Of course, in order for the LZMA2 to work, we need for the data to be encoded using bytes instead of
the bit-packing method employed by BEN, so, when converting from a BEN file to an XBEN file (the bit
packing tends to produce data that looks like a random series of bits which is generally
incompressable), we actually unpack each assignment vector into an intermediate format known as
BEN32, which is an RLE that uses 32 bits to encode each assignment vector (using a big-endian
formatted u16 for the value and a big-endian formatted u16 for the length and a null u32 as the
separator). The LZMA2 algorithm is then able to make use of the repetition of the bytes across the
BEN32 file to substantially improve the compression.

**NOTE:** The decompression from the BEN to the BEN32 format only processes one RLE assignment
vector at a time, so the memory requirement for the extra compression using LZMA2 is not that large.

## When to use ben vs xben

The BEN file format is designed to be a usable format for working with ensembles of plans. That is
to say, it comes with some auxiliary functionality that allows for the user to read off the
assignment vector for a particular sample number easily, and thus can be used to "replay" an
ensemble coming from a Markov chain if desired.

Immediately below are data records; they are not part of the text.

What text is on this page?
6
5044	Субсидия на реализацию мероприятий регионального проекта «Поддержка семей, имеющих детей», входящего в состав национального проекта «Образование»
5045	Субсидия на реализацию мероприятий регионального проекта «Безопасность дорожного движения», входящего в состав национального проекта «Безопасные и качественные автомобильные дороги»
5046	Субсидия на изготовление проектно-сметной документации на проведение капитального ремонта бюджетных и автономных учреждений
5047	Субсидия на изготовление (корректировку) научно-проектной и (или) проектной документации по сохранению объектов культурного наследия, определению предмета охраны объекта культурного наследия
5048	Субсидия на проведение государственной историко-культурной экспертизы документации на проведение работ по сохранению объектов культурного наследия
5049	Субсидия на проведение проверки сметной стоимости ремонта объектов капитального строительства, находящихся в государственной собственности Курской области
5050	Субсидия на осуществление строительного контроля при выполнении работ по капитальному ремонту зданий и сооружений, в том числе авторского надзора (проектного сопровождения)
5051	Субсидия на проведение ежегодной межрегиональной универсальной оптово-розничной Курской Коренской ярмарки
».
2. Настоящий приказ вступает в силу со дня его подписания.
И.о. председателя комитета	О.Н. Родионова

The XBEN file format is designed to be used for storage only. The `ben` CLI tool has been built with
an emphasis on fast decompression, so any file that is stored as an XBEN file can quickly (in under
5 minutes) be extracted into a usable BEN format. Of course, the trade-off for this is that the
compression itself is fairly slow, and can sometimes take several hours to finish if the data is not
relabeled to improve the efficiency. However, considering any method used to create an ensemble of
plans is likely to take several hours anyway, the additional compression time to get a small XBEN
file should be mostly inconsequential in the grand scheme of things.

## Limitations

Since the BEN format and CLI tool is designed to work with general ensembles of districting plans,
it does come with some limitations. First and foremost, while BEN excels at the storage of ensembles
of plans built on census blocks, the compression ratios tend to be smaller when considering
ensembles of plans for things like VTDs or Tracts. In practice, since the assignment vectors for
these plans do not tend to be very long (maybe 10-20k), this is not that big of an issue, but it is
worth keeping that in mind.

In the event that an exceptionally small file is needed for compressing a districting ensemble
arising from a Markov Chain Monte Carlo method (e.g. Recom or Forest Recom) on larger subunits like
tracts, the [PCompress](https://github.com/mggg/pcompress) format, which employs a byte-level delta
encoding, is a good alternative choice.